Bruce Pearl (Kevin C. Cox/Getty)
There are many metrics to apply to a coaching hire and determine whether it is good or bad. One is fairly straightforward: Could you get anyone better? Auburn officially hired Bruce Pearl on Tuesday, and the official answer to that question is no. An irrelevant program that has 18 conference wins, total, in the last four years could not do better than a two-time SEC coach of the year, no matter how much baggage he has to check on the flight to Alabama.
"I'm humbled and blessed to be back in the game that I love," Pearl said in a statement announcing his hire. "I don't know how long it will take, but it's time to rebuild the Auburn basketball program, and bring it to a level of excellence so many of the other teams on campus enjoy."
So Athletic Director Jay Jacobs moved swiftly to fire Tony Barbeee -- who didn't even make it to the flight home before he was relieved of duties following Tennessee's loss to Florida in the SEC tournament -- and just as quickly moved past Pearl's track record of rules violations to his track record of NCAA tournament bids and the hope that provides. Pearl has a show-cause penalty in effect until August as penalty for lying to the NCAA and other infractions from his time with the Volunteers. Part of it means he can evaluate talent but not recruit, unless Auburn appears before the NCAA infractions committee to argue that the penalties shouldn't follow its new coach to his new job.

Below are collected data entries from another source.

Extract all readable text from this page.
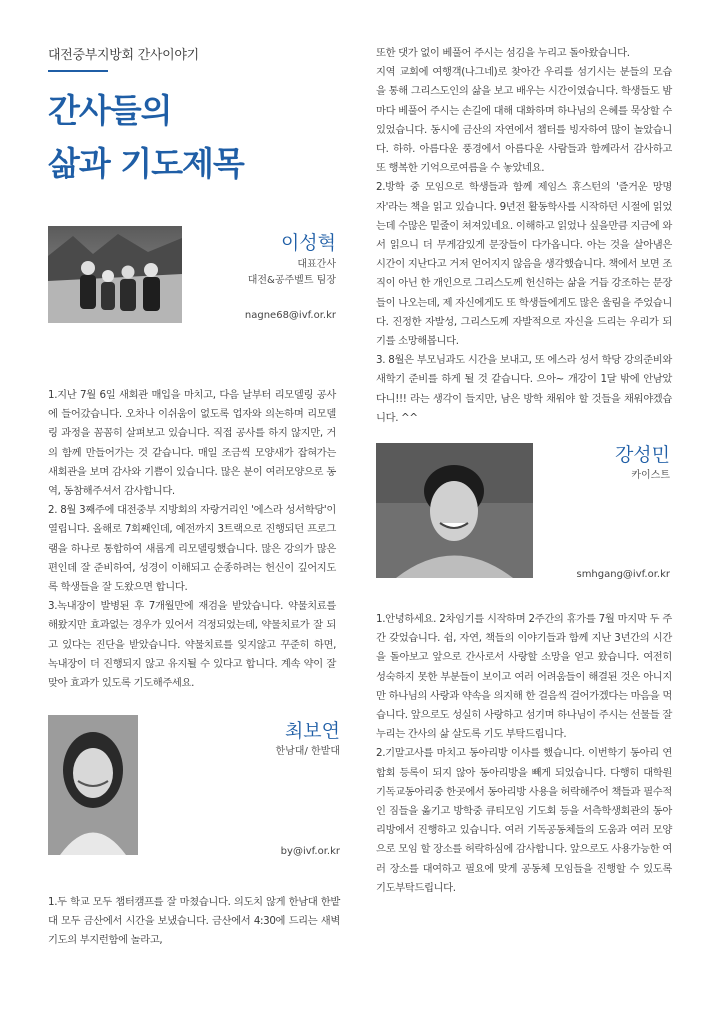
대전중부지방회 간사이야기
간사들의
삶과 기도제목
이성혁
대표간사
대전&공주벨트 팀장
nagne68@ivf.or.kr

1.지난 7월 6일 새회관 매입을 마치고, 다음 날부터 리모델링 공사에 들어갔습니다. 오차나 이쉬움이 없도록 업자와 의논하며 리모델링 과정을 꼼꼼히 살펴보고 있습니다. 직접 공사를 하지 않지만, 거의 함께 만들어가는 것 같습니다. 매일 조금씩 모양새가 잡혀가는 새회관을 보며 감사와 기쁨이 있습니다. 많은 분이 여러모양으로 동역, 동참해주셔서 감사합니다.

2. 8월 3째주에 대전중부 지방회의 자랑거리인 '에스라 성서학당'이 열립니다. 올해로 7회째인데, 예전까지 3트랙으로 진행되던 프로그램을 하나로 통합하여 새롭게 리모델링했습니다. 많은 강의가 많은 편인데 잘 준비하여, 성경이 이해되고 순종하려는 헌신이 깊어지도록 학생들을 잘 도왔으면 합니다.

3.녹내장이 발병된 후 7개월만에 재검을 받았습니다. 약물치료를 해왔지만 효과없는 경우가 있어서 걱정되었는데, 약물치료가 잘 되고 있다는 진단을 받았습니다. 약물치료를 잊지않고 꾸준히 하면, 녹내장이 더 진행되지 않고 유지될 수 있다고 합니다. 계속 약이 잘 맞아 효과가 있도록 기도해주세요.

최보연
한남대/ 한밭대
by@ivf.or.kr

1.두 학교 모두 챕터캠프를 잘 마쳤습니다. 의도치 않게 한남대 한밭대 모두 금산에서 시간을 보냈습니다. 금산에서 4:30에 드리는 새벽기도의 부지런함에 놀라고,

또한 댓가 없이 베풀어 주시는 섬김을 누리고 돌아왔습니다.

지역 교회에 여행객(나그네)로 찾아간 우리를 섬기시는 분들의 모습을 통해 그리스도인의 삶을 보고 배우는 시간이였습니다. 학생들도 밤마다 베풀어 주시는 손길에 대해 대화하며 하나님의 은혜를 묵상할 수 있었습니다. 동시에 금산의 자연에서 챕터를 빙자하여 많이 놀았습니다. 하하. 아름다운 풍경에서 아름다운 사람들과 함께라서 감사하고 또 행복한 기억으로여름을 수 놓았네요.

2.방학 중 모임으로 학생들과 함께 제임스 휴스턴의 '즐거운 망명자'라는 책을 읽고 있습니다. 9년전 활동학사를 시작하던 시절에 읽었는데 수많은 밑줄이 쳐져있네요. 이해하고 읽었나 싶을만큼 지금에 와서 읽으니 더 무게감있게 문장들이 다가옵니다. 아는 것을 살아냄은 시간이 지난다고 거저 얻어지지 않음을 생각했습니다. 책에서 보면 조직이 아닌 한 개인으로 그리스도께 헌신하는 삶을 거듭 강조하는 문장들이 나오는데, 제 자신에게도 또 학생들에게도 많은 울림을 주었습니다. 진정한 자발성, 그리스도께 자발적으로 자신을 드리는 우리가 되기를 소망해봅니다.

3. 8월은 부모님과도 시간을 보내고, 또 에스라 성서 학당 강의준비와 새학기 준비를 하게 될 것 같습니다. 으아~ 개강이 1달 밖에 안남았다니!!! 라는 생각이 들지만, 남은 방학 채워야 할 것들을 채워야겠습니다. ^^

강성민
카이스트
smhgang@ivf.or.kr

1.안녕하세요. 2차임기를 시작하며 2주간의 휴가를 7월 마지막 두 주간 갖었습니다. 쉼, 자연, 책들의 이야기들과 함께 지난 3년간의 시간을 돌아보고 앞으로 간사로서 사랑할 소망을 얻고 왔습니다. 여전히 성숙하지 못한 부분들이 보이고 여러 어려움들이 해결된 것은 아니지만 하나님의 사랑과 약속을 의지해 한 걸음씩 걸어가겠다는 마음을 먹습니다. 앞으로도 성실히 사랑하고 섬기며 하나님이 주시는 선물들 잘 누리는 간사의 삶 살도록 기도 부탁드립니다.

2.기말고사를 마치고 동아리방 이사를 했습니다. 이번학기 동아리 연합회 등록이 되지 않아 동아리방을 빼게 되었습니다. 다행히 대학원 기독교동아리중 한곳에서 동아리방 사용을 허락해주어 책들과 필수적인 짐들을 옮기고 방학중 큐티모임 기도회 등을 서측학생회관의 동아리방에서 진행하고 있습니다. 여러 기독공동체들의 도움과 여러 모양으로 모임 할 장소를 허락하심에 감사합니다. 앞으로도 사용가능한 여러 장소를 대여하고 필요에 맞게 공동체 모임들을 진행할 수 있도록 기도부탁드립니다.
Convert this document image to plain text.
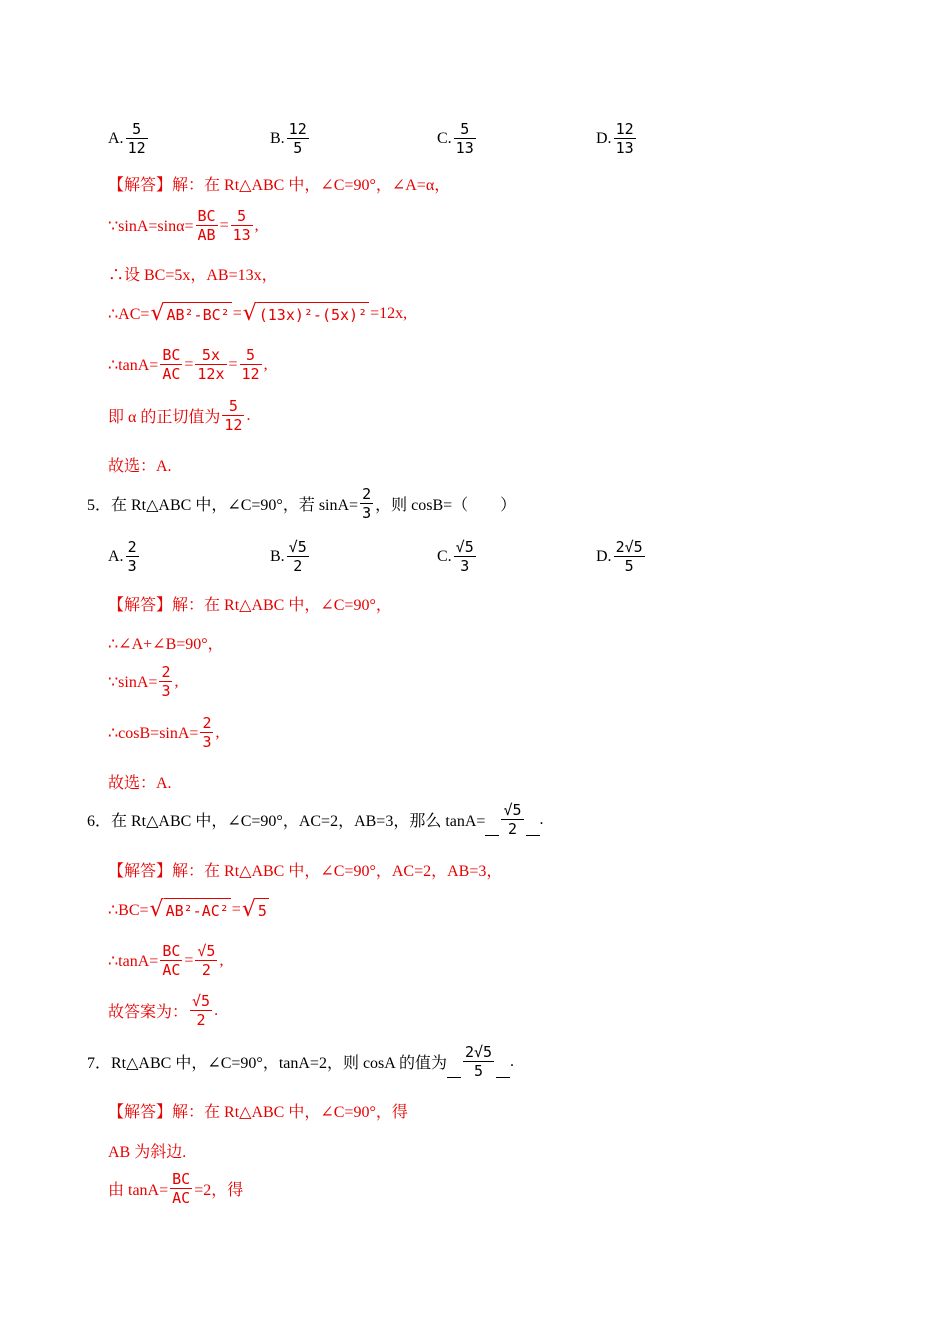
A. $\frac{5}{12}$	B. $\frac{12}{5}$	C. $\frac{5}{13}$	D. $\frac{12}{13}$
【解答】 解：在 Rt△ABC 中，∠C=90°，∠A=α，
∵sinA=sinα= $\frac{BC}{AB} = \frac{5}{13}$ ,
∴设 BC=5x，AB=13x，
∴AC= √ AB²-BC² = √ (13x)²-(5x)² =12x,
∴tanA= $\frac{BC}{AC} = \frac{5x}{12x} = \frac{5}{12}$ ,
即 α 的正切值为 $\frac{5}{12}$ .
故选：A.
5．在 Rt△ABC 中，∠C=90°，若 $\sin A= \frac{2}{3}$ ，则 cosB=（　　）
A. $\frac{2}{3}$	B. $\frac{√5}{2}$	C. $\frac{√5}{3}$	D. $\frac{2√5}{5}$
【解答】 解：在 Rt△ABC 中，∠C=90°，
∴∠A+∠B=90°，
∵sinA= $\frac{2}{3}$ ,
∴cosB=sinA= $\frac{2}{3}$ ,
故选：A.
6．在 Rt△ABC 中，∠C=90°，AC=2，AB=3，那么 $\tan A= \frac{√5}{2}$ .
【解答】 解：在 Rt△ABC 中，∠C=90°，AC=2，AB=3，
∴BC= √ AB²-AC² = √ 5
∴tanA= $\frac{BC}{AC} = \frac{√5}{2}$ ,
故答案为： $\frac{√5}{2}$ .
7．Rt△ABC 中，∠C=90°，tanA=2，则 cosA 的值为 $\frac{2√5}{5}$ .
【解答】 解：在 Rt△ABC 中，∠C=90°，得
AB 为斜边.
由 $\tan A= \frac{BC}{AC} =2$，得
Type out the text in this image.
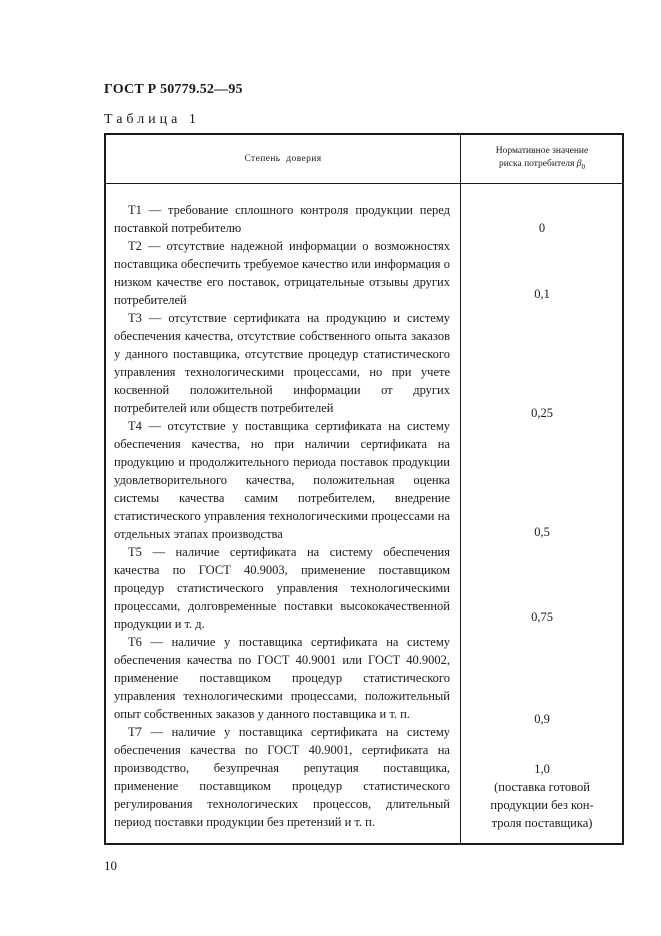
ГОСТ Р 50779.52—95
Таблица 1
Степень доверия
Нормативное значение
риска потребителя $\beta_0$

Т1 — требование сплошного контроля продукции перед поставкой потребителю

Т2 — отсутствие надежной информации о возможностях поставщика обеспечить требуемое качество или информация о низком качестве его поставок, отрицательные отзывы других потребителей

Т3 — отсутствие сертификата на продукцию и систему обеспечения качества, отсутствие собственного опыта заказов у данного поставщика, отсутствие процедур статистического управления технологическими процессами, но при учете косвенной положительной информации от других потребителей или обществ потребителей

Т4 — отсутствие у поставщика сертификата на систему обеспечения качества, но при наличии сертификата на продукцию и продолжительного периода поставок продукции удовлетворительного качества, положительная оценка системы качества самим потребителем, внедрение статистического управления технологическими процессами на отдельных этапах производства

Т5 — наличие сертификата на систему обеспечения качества по ГОСТ 40.9003, применение поставщиком процедур статистического управления технологическими процессами, долговременные поставки высококачественной продукции и т. д.

Т6 — наличие у поставщика сертификата на систему обеспечения качества по ГОСТ 40.9001 или ГОСТ 40.9002, применение поставщиком процедур статистического управления технологическими процессами, положительный опыт собственных заказов у данного поставщика и т. п.

Т7 — наличие у поставщика сертификата на систему обеспечения качества по ГОСТ 40.9001, сертификата на производство, безупречная репутация поставщика, применение поставщиком процедур статистического регулирования технологических процессов, длительный период поставки продукции без претензий и т. п.

0
0,1
0,25
0,5
0,75
0,9
1,0
(поставка готовой
продукции без кон-
троля поставщика)
10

But it's a hire with a built-in wait anyway. Auburn is a gut rehab after a 14-16 season in which it ranked 214th nationally in adjusted defensive efficiency. Penalties or a soiled reputation following Pearl are far less significant than his winning history. He went to the NCAA tournament in eight out of 10 years at Milwaukee and Tennessee, but even in a lackluster basketball conference like the SEC, securing a bid next season would be a near-miracle. The roster sheds three of the top five scorers, including guard Chris Denson (19.1 points per game); KT Harrell (18.3 ppg) presumably returns for one more year. But consider these representative building blocks for the future: Three-star freshman point guard Tahj Shamsid-Deen, who averaged 9.5 points in 30 games, and three-star shooting guard Dion Wade, who averaged 3.0 points in 10.9 minutes of action per night.
That isn't a foundation. That's the cement filler between the actual cornerstones.
To get the necessary talent, though, Pearl offers the complete package once the NCAA penalties expire. He has instant name recognition thanks to his time as a TV analyst, he has energy, he will hustle and he will be a salesman. "We have raised the bar for Auburn basketball, and I could not be more excited for our student-athletes and our future under Coach Pearl’s leadership," Jacobs said in a statement. "I know he agrees with me — it’s time to win."
That time might not be next season, or even the year after. But Auburn had to start somewhere, and it's not a bad thing to start with the best hire it could make.